I am not sure I have a favourite colour. I love them all. I love greens, blues, pinks and yellows. That’s most of the colour wheel already!

If I had to choose, I would say at the moment I am loving greens and I love them particularly with yellows for quite a strong look.

I also love greens with pink for a crazy kind of Wes Anderson look.

With upcycling on the rise, do you have any tips for someone wanting to try furniture upcycling for the first time? 

It’s just another of those don’t be afraid answers.
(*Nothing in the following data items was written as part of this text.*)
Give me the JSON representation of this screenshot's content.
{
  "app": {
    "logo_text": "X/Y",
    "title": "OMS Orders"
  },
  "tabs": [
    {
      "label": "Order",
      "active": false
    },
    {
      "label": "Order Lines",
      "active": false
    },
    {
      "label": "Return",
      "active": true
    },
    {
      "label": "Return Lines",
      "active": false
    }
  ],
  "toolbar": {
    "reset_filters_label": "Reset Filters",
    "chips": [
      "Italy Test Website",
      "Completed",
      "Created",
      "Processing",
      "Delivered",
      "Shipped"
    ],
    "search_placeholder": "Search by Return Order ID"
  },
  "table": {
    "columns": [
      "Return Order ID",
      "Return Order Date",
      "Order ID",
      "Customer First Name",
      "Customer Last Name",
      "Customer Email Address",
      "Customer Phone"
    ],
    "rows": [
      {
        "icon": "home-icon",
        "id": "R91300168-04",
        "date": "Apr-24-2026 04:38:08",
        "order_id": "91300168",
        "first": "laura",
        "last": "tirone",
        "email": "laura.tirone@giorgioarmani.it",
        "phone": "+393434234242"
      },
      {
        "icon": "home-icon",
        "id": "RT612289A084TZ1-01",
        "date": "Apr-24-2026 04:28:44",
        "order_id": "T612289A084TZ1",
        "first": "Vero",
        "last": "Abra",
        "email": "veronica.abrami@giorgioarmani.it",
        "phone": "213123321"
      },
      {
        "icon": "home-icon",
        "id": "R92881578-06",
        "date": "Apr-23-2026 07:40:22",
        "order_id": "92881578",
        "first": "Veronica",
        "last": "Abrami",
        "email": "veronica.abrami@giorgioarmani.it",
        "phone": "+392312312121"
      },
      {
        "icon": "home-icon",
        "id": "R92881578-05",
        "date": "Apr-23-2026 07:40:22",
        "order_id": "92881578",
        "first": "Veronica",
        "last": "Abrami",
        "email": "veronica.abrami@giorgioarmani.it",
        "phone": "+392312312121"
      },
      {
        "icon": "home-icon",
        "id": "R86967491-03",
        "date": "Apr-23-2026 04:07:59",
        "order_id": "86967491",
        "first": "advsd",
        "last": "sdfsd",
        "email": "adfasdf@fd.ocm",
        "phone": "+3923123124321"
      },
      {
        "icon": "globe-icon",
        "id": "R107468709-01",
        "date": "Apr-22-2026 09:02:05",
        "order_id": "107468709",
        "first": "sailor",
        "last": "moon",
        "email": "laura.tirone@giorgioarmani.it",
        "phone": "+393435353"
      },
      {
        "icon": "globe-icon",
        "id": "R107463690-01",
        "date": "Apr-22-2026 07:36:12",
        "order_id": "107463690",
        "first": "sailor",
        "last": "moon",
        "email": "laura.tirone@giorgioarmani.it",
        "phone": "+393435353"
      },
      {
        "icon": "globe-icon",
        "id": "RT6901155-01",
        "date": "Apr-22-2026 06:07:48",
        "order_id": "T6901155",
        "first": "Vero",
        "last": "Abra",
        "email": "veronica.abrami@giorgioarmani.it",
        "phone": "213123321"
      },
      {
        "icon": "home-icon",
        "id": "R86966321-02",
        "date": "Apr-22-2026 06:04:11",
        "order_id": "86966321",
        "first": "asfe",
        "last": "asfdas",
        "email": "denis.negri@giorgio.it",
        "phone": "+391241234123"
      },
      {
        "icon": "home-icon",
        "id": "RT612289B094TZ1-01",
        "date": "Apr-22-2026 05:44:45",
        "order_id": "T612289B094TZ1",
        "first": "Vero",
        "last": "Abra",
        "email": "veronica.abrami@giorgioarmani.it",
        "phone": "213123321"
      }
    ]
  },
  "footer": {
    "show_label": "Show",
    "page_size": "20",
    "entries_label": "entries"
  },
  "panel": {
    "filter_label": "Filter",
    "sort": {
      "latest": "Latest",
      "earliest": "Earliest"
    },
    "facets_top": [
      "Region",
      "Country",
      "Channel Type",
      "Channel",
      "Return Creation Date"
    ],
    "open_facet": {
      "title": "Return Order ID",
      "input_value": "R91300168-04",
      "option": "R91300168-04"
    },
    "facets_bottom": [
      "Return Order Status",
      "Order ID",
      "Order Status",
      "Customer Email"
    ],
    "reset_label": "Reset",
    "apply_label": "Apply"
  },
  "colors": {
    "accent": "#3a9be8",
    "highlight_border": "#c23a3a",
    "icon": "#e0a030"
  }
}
Just buy something you love the shape of, and you won’t go far wrong. If it’s an ugly shape, painting it won’t change it, but a lovely piece in an ugly or damaged finish can always be transformed. Change the handles, change the legs, paint the insides of cabinets. Paint over glass. Just try it. If you don’t like it, you can just paint over it. Once you’ve created your first piece there will be no stopping you!

What are your favourite paint and fabric combinations?

I absolutely love striped ticking and linens. They are traditional but always look modern and I find the softer tones work with my paints. In fact, one of my favourite cool neutral paints, French Linen, is a colour inspired by the colour of aged natural linen and Canvas is a slightly warm neutral beige-white named after the backdrop fabric. 

From speaking with Annie it's clear she is passionate about all things colour, and we hope this has inspired you to embrace colour in your own home.